HONG KONG  - China may debut the breakout fintech innovation of 2020. Beijing is primed to launch the world's first digital sovereign currency. The initial roll out looks cautious, focusing on consumer spending. Deploying the new technology more widely in the country's banking system could be the disruptive next step.

A 2019 survey from the Bank of International Settlements found that 70% of the world's major monetary authorities are studying their own digital versions of money. The People's Bank of China, worried about private alternatives like Facebook’s Libra and Bitcoin, is likely to be the first major economy to launch its own.
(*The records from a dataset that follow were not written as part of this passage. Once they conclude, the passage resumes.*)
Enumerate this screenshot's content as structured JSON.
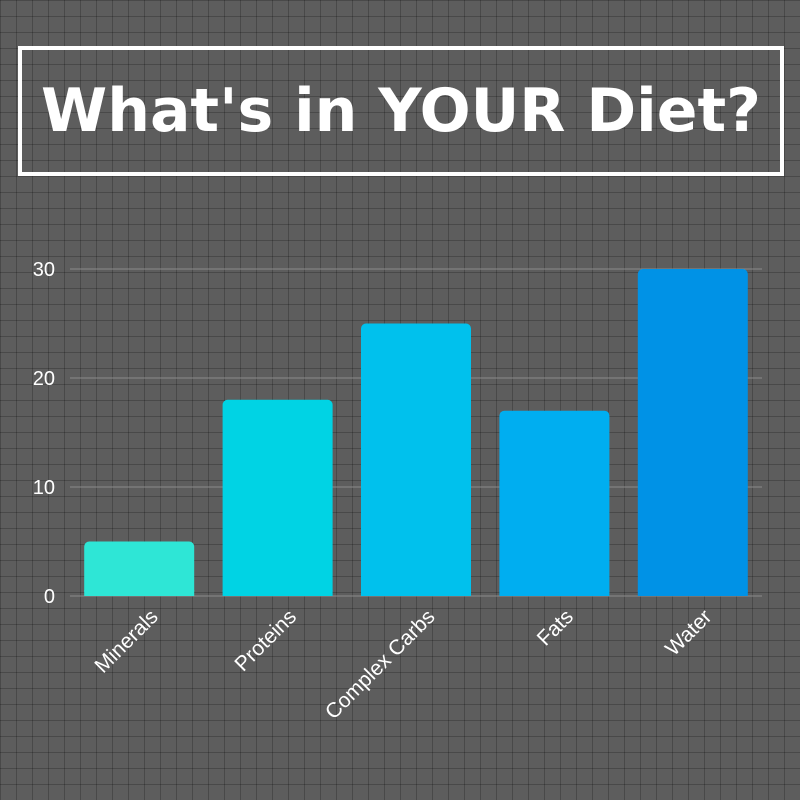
{
  "title": "What's in YOUR Diet?",
  "colors": {
    "background": "#5d5d5d",
    "text": "#ffffff",
    "gridline": "#8a8a8a"
  },
  "chart_data": {
    "type": "bar",
    "title": "What's in YOUR Diet?",
    "xlabel": "",
    "ylabel": "",
    "categories": [
      "Minerals",
      "Proteins",
      "Complex Carbs",
      "Fats",
      "Water"
    ],
    "values": [
      5,
      18,
      25,
      17,
      30
    ],
    "bar_colors": [
      "#2ee6d6",
      "#00d3e4",
      "#00c1ed",
      "#00aef0",
      "#0092e6"
    ],
    "ylim": [
      0,
      30
    ],
    "yticks": [
      0,
      10,
      20,
      30
    ],
    "grid": true,
    "legend": "none"
  }
}
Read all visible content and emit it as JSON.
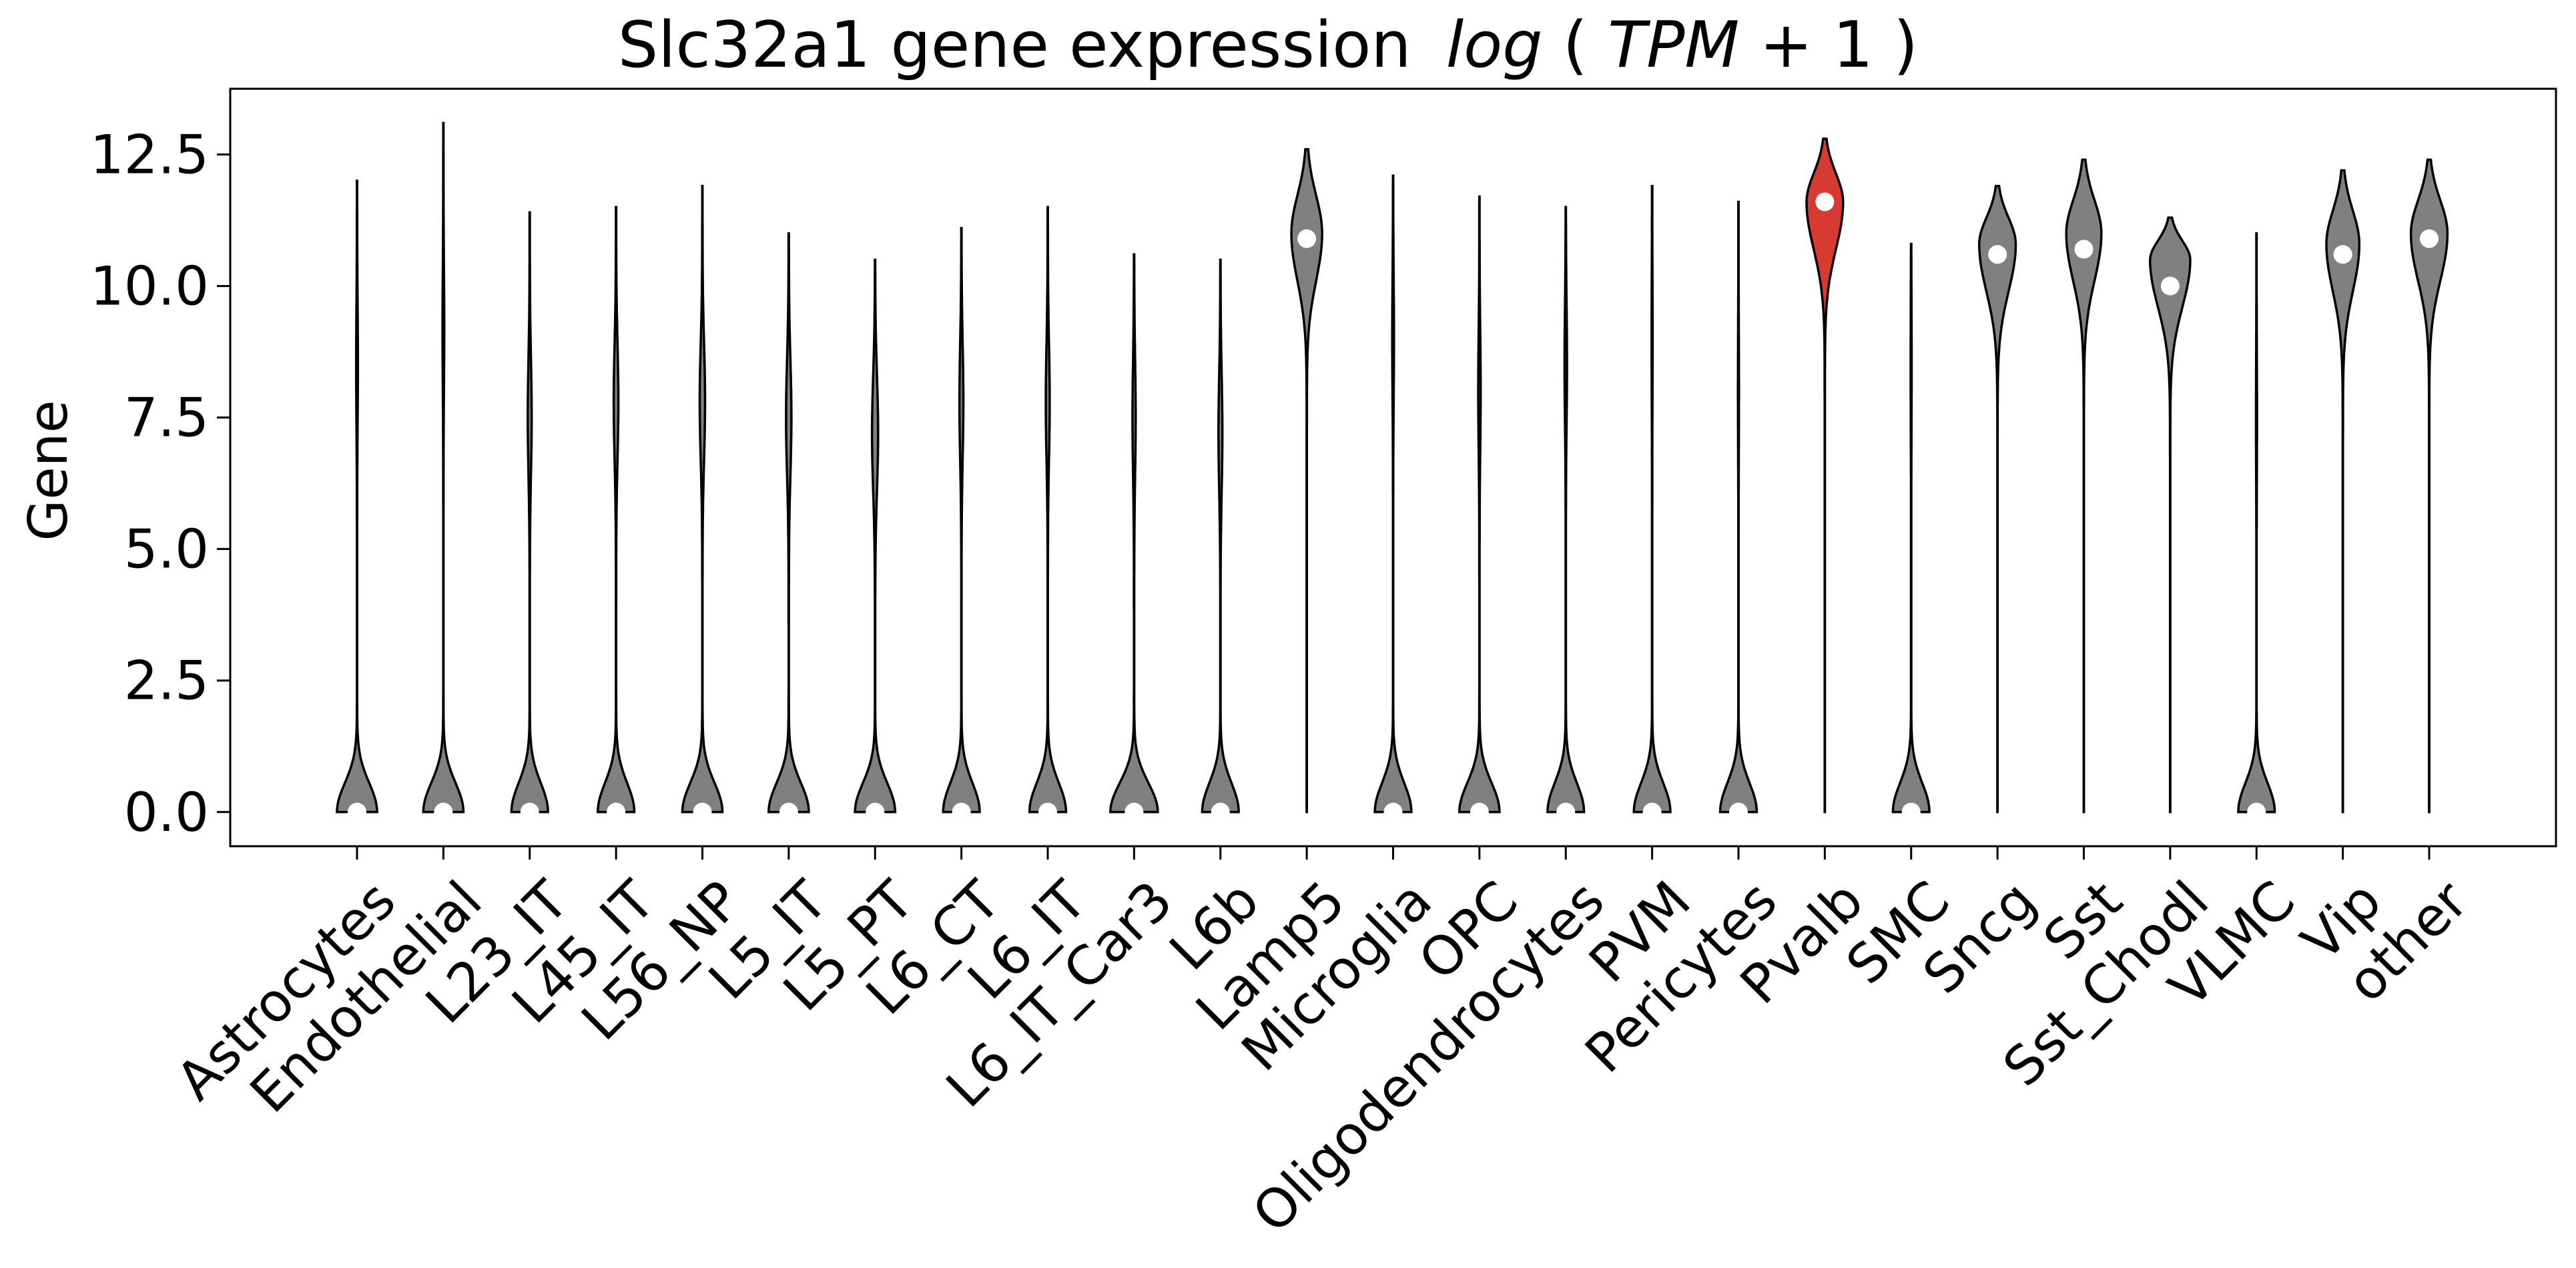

Details are scarce, but Mu Changchun, the head of the PBOC's digital currency research institute, hinted in November that an "e-yuan" will be distributed via commercial banks, Tencent, and Alibaba-backed Ant Financial, national giants of online payments. Mobile wallet users will hardly notice the difference.

But the underlying distributed ledger technology - essentially, a shared database that is constantly synchronised by a network of computers - would give authorities unprecedented ability to track and monitor online spending flows. That could arm watchdogs with a powerful tool against fraud, tax evasion and money laundering. Using digital currency in wholesale financial markets would make interbank settlements and other transactions more efficient and secure. Putting it to work in the more backwards corners of China's financial system could also aid efforts to clean up 2.4 trillion yuan ($341 billion) of officially recognised bad debt.

One of China’s biggest problems, for example, is the illegal but widespread practice of pledging the same asset - bonds, deposit certificates, and shares - as collateral for multiple loans. Distributed ledgers could be more effective at detecting this practice than traditional databases used elsewhere. Many local businesses also still trade so-called discounted banker’s acceptance notes as cash-in-kind. Digitising these pieces of paper would also reduce fraud risk.

Rushing into the initiative would be risky but with President Xi Jinping backing blockchain, officials will have to deliver something. The PBOC will become China's next fintech star.

 

CONTEXT NEWS

- Mu Changchun, a Chinese central bank official said on Nov. 12 that a proposed digital currency is not a bid to gain “full control of information of the general public”. Speaking at a conference in Singapore, Mu stressed that the People’s Bank of China will balance public demands of anonymity with anti-money laundering and other concerns.

- The PBOC will adopt a two-tier approach with the project, Mu, who heads the central bank’s digital currency research institute, told a forum in Hong Kong earlier in the month. The monetary authority will first issue the currency to commercial banks and other institutions and they, in turn, will send it out for the public to use, he added.

- It is not clear when the new digital currency will be launched. Mu said in August that it was “almost ready”. The following month Chinese central bank chief Yi Gang said there was no timetable.